Another virtual meeting company that is seeing opportunity in the abstract art created by statistics from adoption of virtual and in-person tools is Ben Chodor, president of Notified. “Everyone is still interested in virtual and we are extremely bullish on 365 events,” he said in an interview with Smart Meetings following the announcement of layoffs at Bizzabo. “There is no denying that there has been a push to return in-person. It is exciting to see our teams and go to live events again. But it isn’t one or the other.”
Chodor explained that capturing content at live events and making that available to a larger audience that will fit in the convention center is just good business. Streaming content drives interest in the physical meeting, it is more environmentally sustainable than making everyone travel to the event, it is more accessible and it can help save budget at a time when inflation is rampant and the recession word is being tossed around ominously.
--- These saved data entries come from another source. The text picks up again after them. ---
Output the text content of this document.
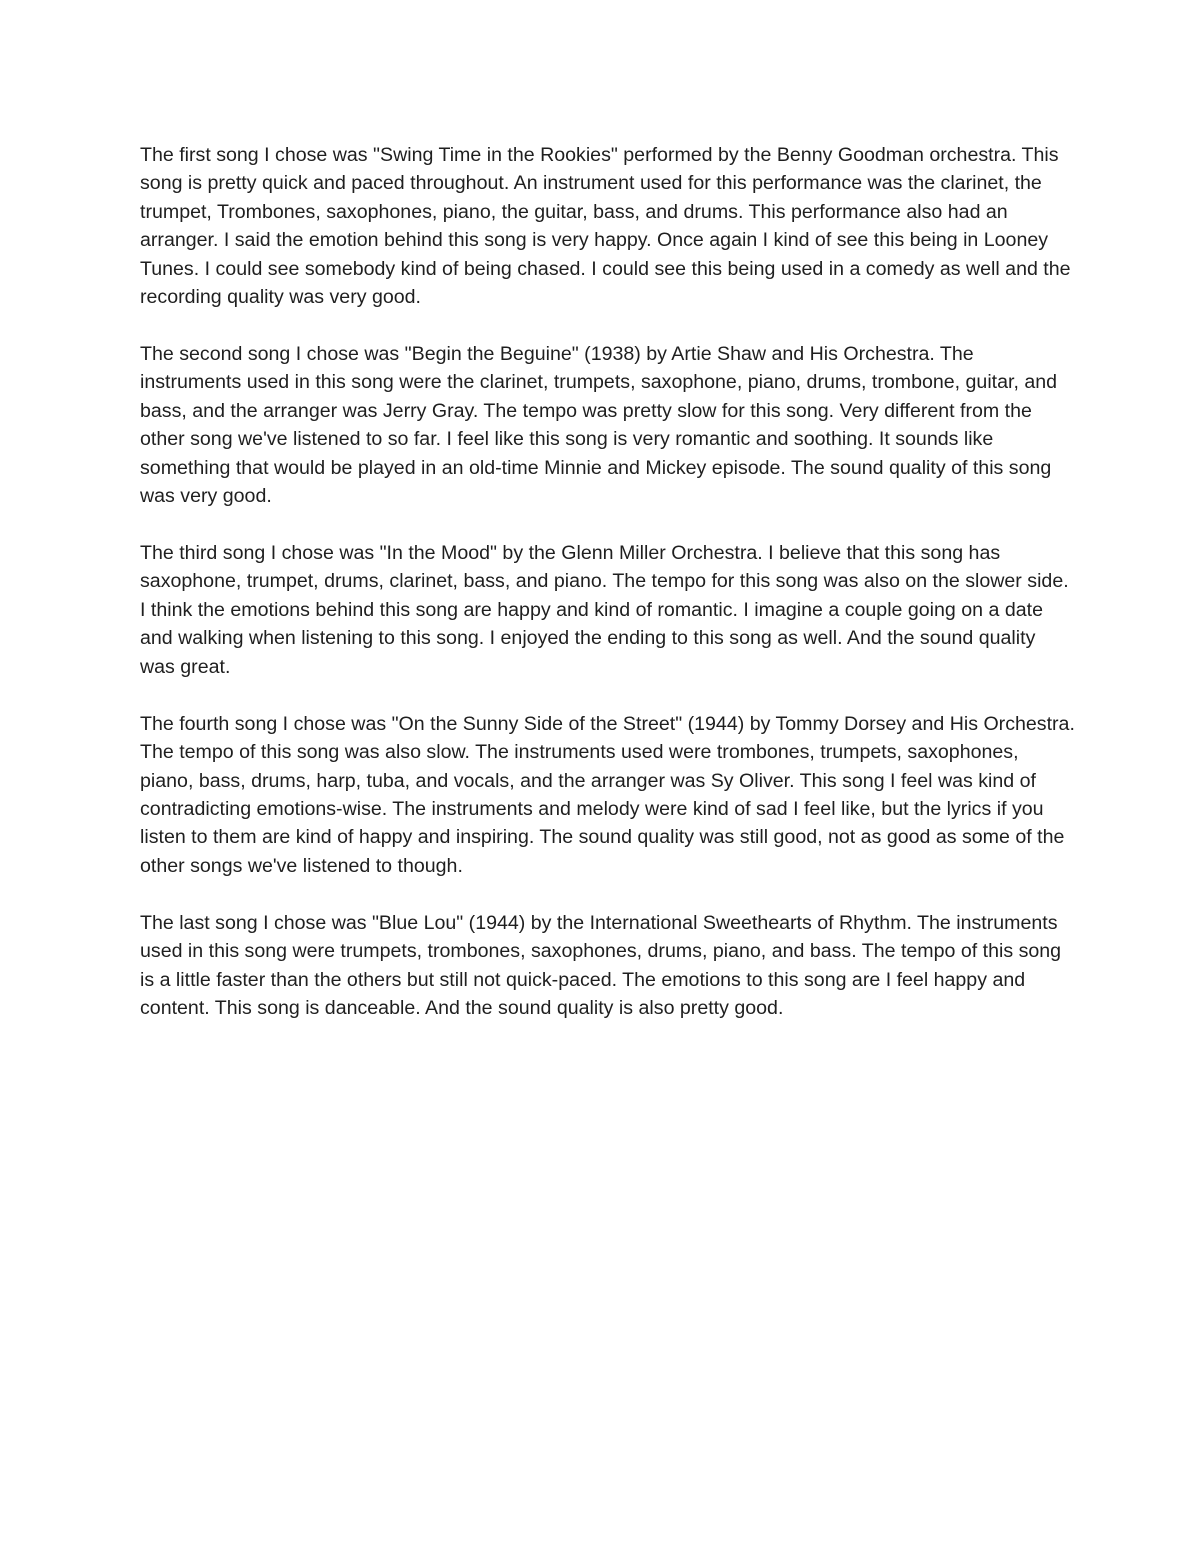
The first song I chose was "Swing Time in the Rookies" performed by the Benny Goodman orchestra. This song is pretty quick and paced throughout. An instrument used for this performance was the clarinet, the trumpet, Trombones, saxophones, piano, the guitar, bass, and drums. This performance also had an arranger. I said the emotion behind this song is very happy. Once again I kind of see this being in Looney Tunes. I could see somebody kind of being chased. I could see this being used in a comedy as well and the recording quality was very good.

The second song I chose was "Begin the Beguine" (1938) by Artie Shaw and His Orchestra. The instruments used in this song were the clarinet, trumpets, saxophone, piano, drums, trombone, guitar, and bass, and the arranger was Jerry Gray. The tempo was pretty slow for this song. Very different from the other song we've listened to so far. I feel like this song is very romantic and soothing. It sounds like something that would be played in an old-time Minnie and Mickey episode. The sound quality of this song was very good.

The third song I chose was "In the Mood" by the Glenn Miller Orchestra. I believe that this song has saxophone, trumpet, drums, clarinet, bass, and piano. The tempo for this song was also on the slower side. I think the emotions behind this song are happy and kind of romantic. I imagine a couple going on a date and walking when listening to this song. I enjoyed the ending to this song as well. And the sound quality was great.

The fourth song I chose was "On the Sunny Side of the Street" (1944) by Tommy Dorsey and His Orchestra. The tempo of this song was also slow. The instruments used were trombones, trumpets, saxophones, piano, bass, drums, harp, tuba, and vocals, and the arranger was Sy Oliver. This song I feel was kind of contradicting emotions-wise. The instruments and melody were kind of sad I feel like, but the lyrics if you listen to them are kind of happy and inspiring. The sound quality was still good, not as good as some of the other songs we've listened to though.

The last song I chose was "Blue Lou" (1944) by the International Sweethearts of Rhythm. The instruments used in this song were trumpets, trombones, saxophones, drums, piano, and bass. The tempo of this song is a little faster than the others but still not quick-paced. The emotions to this song are I feel happy and content. This song is danceable. And the sound quality is also pretty good.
Perhaps most importantly, including a streaming platform as part of an in-person event strategy embeds a back-up plan in the design in case something happens and people can’t attend physically. “An event is an event and we have to start thinking about the big picture,” he said.
But even with a predicted continuation of interest in virtual, Chodor sees an inevitable collapse in the number of companies in the space. “In 2019, we had 9 or 12 competitors and now there are more than 800 and they got crazy valuations,” he observed. “Wherever there is a boom, there will be a bust and not everyone will be able to survive.”
“There will be some consolidation as some companies run out of money. Narrowing down the number of virtual companies will make the industry stronger with more end-to-end platforms and more flexibility,” he concluded.
His final prediction? “In the future the vanity matrix of how many people attended will go by the wayside and meaningful data about what they interacted with and for how long on all platforms will help us to better understand and interact with customers, so everyone gets what they want.”
Consolidation and a return to physical-first could benefit diversified event-technology companies such as Encore, the AV company-of-choice at many venues across the country and offers the hybrid platform Chime, which allows for real-time connectivity between virtual and in-person without awkward gaps of lag time. Chime’s robust audience engagement data (results are recorded every 2 minutes, rather than the industry standard of 5 minutes) gives event producers better data and could create its own modern art charts. It was built pre-Covid for in-person engagement, expanded for virtual over the last three years and is now coming back to its roots more robust than ever.
“As meeting formats change, participants’ needs change and organizations look to broaden their reach with hybrid experiences, easy technology with better analytics is becoming essential to delivering ROI,” said the company in a release when improvements were announced.
“Technology will play a bigger role in experiences going forward,” said Taqi Mohiudddin, Encore vice president of product marketing in a follow-up interview.